Já pesquisas realizadas no Assentamento Roseli Nunes, referência em produção agroecológica no estado de Mato Grosso, detectaram dez diferentes tipos de agrotóxicos dentro do território do assentamento, nas águas dos rios e nos poços utilizados para consumo humano e para a agricultura. O assentamento fica localizado no município de Mirassol D’Oeste, e se encontra ilhado por monocultivos de soja e cana–de–açúcar, cuja produção envolve o uso intensivo de agrotóxicos. Em Mirassol D’Oeste, somente em 2019, foram comercializados mais de 120 mil kg/l de agrotóxicos.
A comunidade quilombola Jejum, localizada no Pantanal de Mato Grosso, também se encontra exposta aos agrotóxicos utilizados em áreas de pastagens e plantio de soja em fazendas vizinhas, que não respeitam as zonas de amortecimento previstas em lei para a aplicação dos agrotóxicos. Foram identificados resíduos de agrotóxicos nos rios que abastecem o quilombo, na chuva e nos tanques de piscicultura, principal fonte de renda e alimentação das famílias. Entre os ingredientes ativos encontrados estão: Atrazina, Picloram, 2,4D, Fipronil, Clorimurom-etílico, Tebuconazol, Clomazone e Imidacloprido.
As decorrências desses exemplos não ficam restritas apenas aos impactos da contaminação por agrotóxicos nas formas tradicionais ou agroecológicas de produção de alimentos: os modos de vida e a própria existência dos povos descritos estão diretamente relacionados à preservação do meio ambiente em seus territórios, e por isso ficam ameaçados pelo avanço do agronegócio e de seus modelos de produção.
Uma das condições essenciais para o desenvolvimento da produção agroecológica é o equilíbrio ambiental do agroecossistema. No Brasil, a morte de insetos polinizadores está entre os maiores problemas provocados por agrotóxicos. Estima-se que mais de 500 milhões de abelhas morreram em apenas quatro estados brasileiros em 2019, em contato com agrotóxicos à base de neonicotinóides e Fipronil. Herbicidas como o Glifosato e 2,4D, provocam uma redução de organismos vivos do solo. Pesquisas realizadas com minhocas expostas a concentrações de glifosato por períodos incubatórios mostraram redução de peso (perda de até 50%), parada reprodutiva e notórias alterações morfológicas.
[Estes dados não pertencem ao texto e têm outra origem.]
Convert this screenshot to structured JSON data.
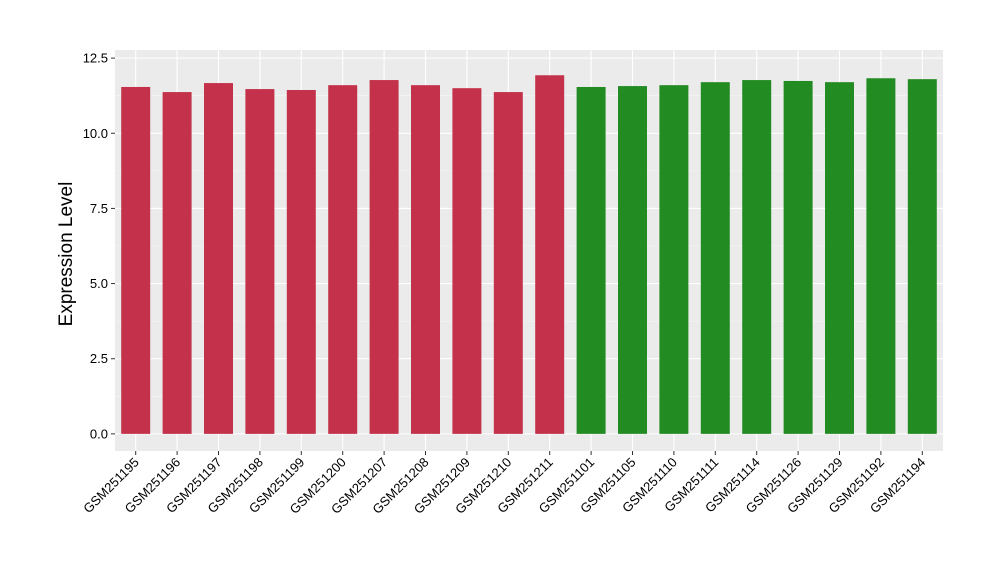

Tais resultados sugerem que estes organismos estão sob risco, podendo inclusive desaparecer de plantações que usam este ingrediente ativo.
A perda da microbiota do solo afeta a produção de matéria orgânica, que cumpre um papel fundamental na estocagem de carbono orgânico. O solo estoca carbono orgânico, porém quando em estado de degradação, pode liberar o elemento para a atmosfera na forma de gás carbônico e metano, agravando as mudanças do clima. Assim, a utilização de agrotóxicos não apenas tem contaminado, mas também acelerado a degradação dos solos brasileiros.
Movimentos sociais e comunidades tradicionais impactadas por agrotóxicos utilizados em fazendas vizinhas têm defendido a urgência da criação de leis que estabeleçam áreas livres de agrotóxicos e outros poluentes no Brasil, principalmente no entorno de assentamentos da reforma agrária, comunidades quilombolas, indígenas e outros povos e comunidades tradicionais, com o objetivo de garantir a saúde e reprodução de atividades agroecológicas nesses territórios. Os movimentos defendem, porém, que esses territórios livres de agrotóxicos não sejam apenas espaços delimitados em “ilhas agroecológicas” que sobreviveram isoladamente sem se relacionar com o entorno e suas externalidades, mas que integrem uma política de ampliação da produção agroecológica como indutora da transição para modelos agrícolas mais saudáveis e sustentáveis, além da redução do uso e consumo de agrotóxicos no país.